The trial results will be disseminated to the scientific community through presentations at relevant national and international conferences, dissemination through professional associations and via peer-reviewed journals. The results of this trial will also be used to develop and distribute educational materials to healthcare professionals to aid in interpreting and implementing the trial findings in clinical practice. A layman’s summary of trial results will be made available to CAB, which will assist in developing strategies to disseminate research findings back to the community in an accessible and meaningful way.

Patient and public involvement

Patients and members of the public were not involved in the design, recruitment or conduct of the study. However, the CAB will assist in disseminating results to the community in an accessible and meaningful way through lay summaries and feedback strategies.

Study timeline

Recruitment is expected to begin in July 2025 and will continue for approximately 17 months, concluding by November 2026. Each participant will be followed for a period of 24 months, and the final study visits are anticipated to be completed by November 2028.

Discussion

In this paper, we present the research protocol ‘Cervical Precancer TA versus LLETZ Excision Comparative Efficacy Study in WLWH (TALL Study)’. The assessment will focus on TF of TA versus excision in WLWH based on cervical cytology, histology and HPV status at 26-week intervals up to two years after treatment. Additionally, the study aims to document and compare patient experiences, side effects and safety between TA and excision.

Cervical cancer, a leading cause of female mortality, disproportionately affects South African women.

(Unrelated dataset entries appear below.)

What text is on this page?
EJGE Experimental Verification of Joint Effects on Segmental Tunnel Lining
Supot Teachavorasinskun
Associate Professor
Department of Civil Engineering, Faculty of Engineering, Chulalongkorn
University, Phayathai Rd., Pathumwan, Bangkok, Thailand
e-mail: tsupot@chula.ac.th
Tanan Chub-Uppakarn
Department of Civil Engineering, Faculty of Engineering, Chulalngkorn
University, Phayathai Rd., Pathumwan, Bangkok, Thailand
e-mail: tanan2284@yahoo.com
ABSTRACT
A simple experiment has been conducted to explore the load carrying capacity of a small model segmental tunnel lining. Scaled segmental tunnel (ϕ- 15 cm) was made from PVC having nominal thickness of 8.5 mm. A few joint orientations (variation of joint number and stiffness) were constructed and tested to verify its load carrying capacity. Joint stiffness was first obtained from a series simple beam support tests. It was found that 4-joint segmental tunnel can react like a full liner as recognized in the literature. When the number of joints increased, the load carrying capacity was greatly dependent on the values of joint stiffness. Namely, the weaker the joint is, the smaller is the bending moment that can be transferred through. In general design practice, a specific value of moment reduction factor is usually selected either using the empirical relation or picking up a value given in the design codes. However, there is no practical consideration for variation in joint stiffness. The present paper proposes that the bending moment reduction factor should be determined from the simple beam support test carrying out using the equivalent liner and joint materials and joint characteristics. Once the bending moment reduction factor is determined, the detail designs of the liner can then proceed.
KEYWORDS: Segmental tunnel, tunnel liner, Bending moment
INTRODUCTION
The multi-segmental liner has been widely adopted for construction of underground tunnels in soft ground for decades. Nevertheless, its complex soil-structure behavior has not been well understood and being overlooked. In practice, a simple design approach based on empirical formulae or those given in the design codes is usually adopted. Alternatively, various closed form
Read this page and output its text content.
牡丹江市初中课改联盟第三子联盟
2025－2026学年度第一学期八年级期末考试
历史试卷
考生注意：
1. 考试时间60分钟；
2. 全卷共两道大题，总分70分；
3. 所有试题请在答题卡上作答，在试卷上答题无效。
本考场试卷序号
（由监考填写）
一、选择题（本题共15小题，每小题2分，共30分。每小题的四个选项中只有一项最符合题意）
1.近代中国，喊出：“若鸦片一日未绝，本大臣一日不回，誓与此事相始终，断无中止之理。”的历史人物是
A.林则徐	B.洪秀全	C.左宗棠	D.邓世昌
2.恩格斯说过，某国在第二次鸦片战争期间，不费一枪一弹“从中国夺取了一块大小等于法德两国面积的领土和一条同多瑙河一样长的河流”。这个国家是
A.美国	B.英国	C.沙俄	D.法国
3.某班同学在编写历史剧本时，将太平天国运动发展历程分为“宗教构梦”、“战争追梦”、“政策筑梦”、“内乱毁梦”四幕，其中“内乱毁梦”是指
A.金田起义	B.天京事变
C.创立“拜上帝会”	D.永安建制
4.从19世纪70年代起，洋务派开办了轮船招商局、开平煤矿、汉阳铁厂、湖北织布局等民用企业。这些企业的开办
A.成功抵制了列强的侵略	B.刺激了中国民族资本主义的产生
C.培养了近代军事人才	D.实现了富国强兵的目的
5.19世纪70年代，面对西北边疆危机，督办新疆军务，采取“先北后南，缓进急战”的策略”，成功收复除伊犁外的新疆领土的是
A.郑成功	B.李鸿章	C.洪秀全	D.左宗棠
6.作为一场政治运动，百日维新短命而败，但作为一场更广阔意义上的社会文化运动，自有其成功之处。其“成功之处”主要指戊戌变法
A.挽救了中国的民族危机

Determining the effectiveness of TA, particularly in a population with a substantial HIV burden and hrHPV prevalence, provides valuable insights into its potential as a cost-effective and accessible treatment alternative. This research addresses the urgent need to enhance cervical cancer management by informing evidence-based decisions for cervical cancer screening and treatment guideline implementation. The study’s outcomes could significantly impact public health by introducing a more efficient and resource-friendly treatment option tailored to South Africa’s healthcare landscape.

The findings of this study have the potential to inform the incorporation of TA into the cervical cancer treatment framework in South Africa.